On a scale of zero to one, with zero being complete equality and one being complete inequality, Indonesia’s Gini ratio – a statistical measure of income or wealth inequality – dropped from 0.402 in September 2015 to 0.387 in March 2016, according to the country’s Central Bureau of Statistics (BPS).
However, data in the latest Credit Suisse Global Wealth Report published in November show that Indonesia is still the fourth most unequal nation in the world, with 49.3 percent of the nation’s wealth controlled by the top 1 percent of the population.
“We have to work as hard as we can,” Widodo said, according to the Jakarta Post. “Disparities should be cut down further, both between the wealthy and the poor and also between regions.”
One of Widodo’s primary strategies to improve equity and reduce poverty – from 10.86 percent in July 2016 to 10.5 percent by the end of the year – is to increase and hasten land redistribution through formalized ownership rights.
“This is important because we want people to have access to land,” he said, according to Jakarta Globe. “In regards to concessions for people, such as customary land and certificates, I believe that this must be a focus for all, and we need to do it as much as possible within the two years.”
Formalizing land rights also increases the poor’s access to credit, another of Widodo’s goals. He urged his cabinet to facilitate increasing the value, accessibility and reach of state-subsidized loans.

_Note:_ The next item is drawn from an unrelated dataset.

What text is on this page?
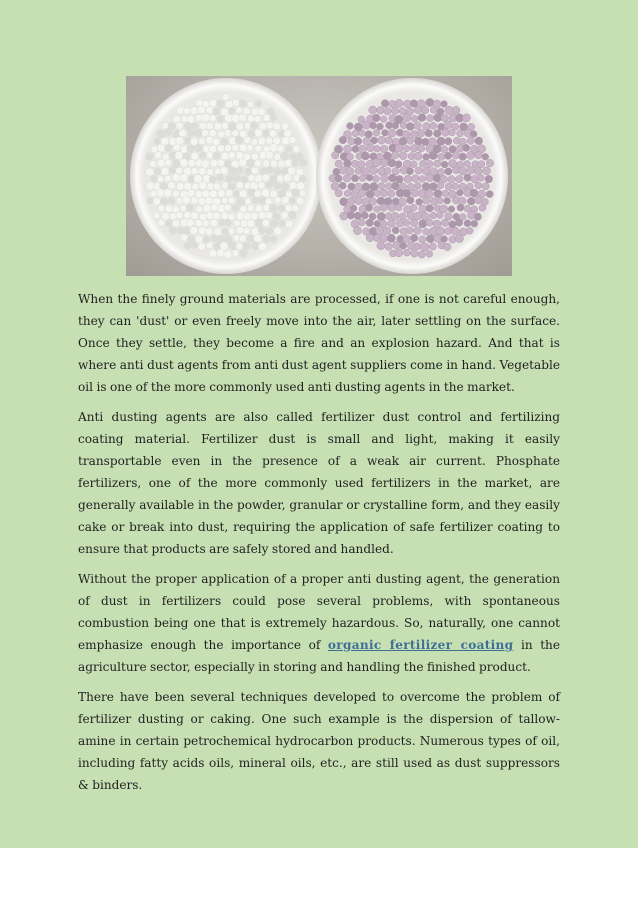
When the finely ground materials are processed, if one is not careful enough, they can 'dust' or even freely move into the air, later settling on the surface. Once they settle, they become a fire and an explosion hazard. And that is where anti dust agents from anti dust agent suppliers come in hand. Vegetable oil is one of the more commonly used anti dusting agents in the market.

Anti dusting agents are also called fertilizer dust control and fertilizing coating material. Fertilizer dust is small and light, making it easily transportable even in the presence of a weak air current. Phosphate fertilizers, one of the more commonly used fertilizers in the market, are generally available in the powder, granular or crystalline form, and they easily cake or break into dust, requiring the application of safe fertilizer coating to ensure that products are safely stored and handled.

Without the proper application of a proper anti dusting agent, the generation of dust in fertilizers could pose several problems, with spontaneous combustion being one that is extremely hazardous. So, naturally, one cannot emphasize enough the importance of organic fertilizer coating in the agriculture sector, especially in storing and handling the finished product.

There have been several techniques developed to overcome the problem of fertilizer dusting or caking. One such example is the dispersion of tallow-amine in certain petrochemical hydrocarbon products. Numerous types of oil, including fatty acids oils, mineral oils, etc., are still used as dust suppressors & binders.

Additionally, the president emphasized improving educational equality. According to the results of the latest Program for International Student Assessment (PISA) test, school performance is still greatly affected by socioeconomic status in Indonesia. The test, administered by the Organization for Economic Cooperation and Development (OECD), found that Indonesia has one of the largest percentages of low performers in science among disadvantaged students globally. Out of 72 countries, Indonesia was ninth on this measure of inequality.
The cabinet also reportedly discussed increasing tax revenue to fund social programs. According to Finance Minister Sri Mulyani Indrawati, just increasing the ratio of tax to national gross domestic product from its current 11 percent to 15.3 percent would generate 14 quadrillion rupiah (more than $1 trillion) in new tax revenue.
“The numbers show that if we make taxation more effective, then we can take money from those in a better economic situation and distribute it to state spending that favors those below the 40 percent. Education, health, infrastructure and even cash transfers can be distributed to the poor,” she said in a press briefing according to the Jakarta Post.
Amid high hopes for economic growth and investments this year, it seems a number of Indonesian leaders – not just the president – have the country’s most disadvantaged on their minds.
“It’s not the far right or far left that are dangerous here,” legislative assembly speaker Zulkifli Hasan said in a New Year’s Eve address, according to Jakarta Globe. “Our main enemy is inequality.”
Reminding his audience of the fifth key principle in Indonesian political philosophy, he added, “Social justice should be for all citizens, not just a few.”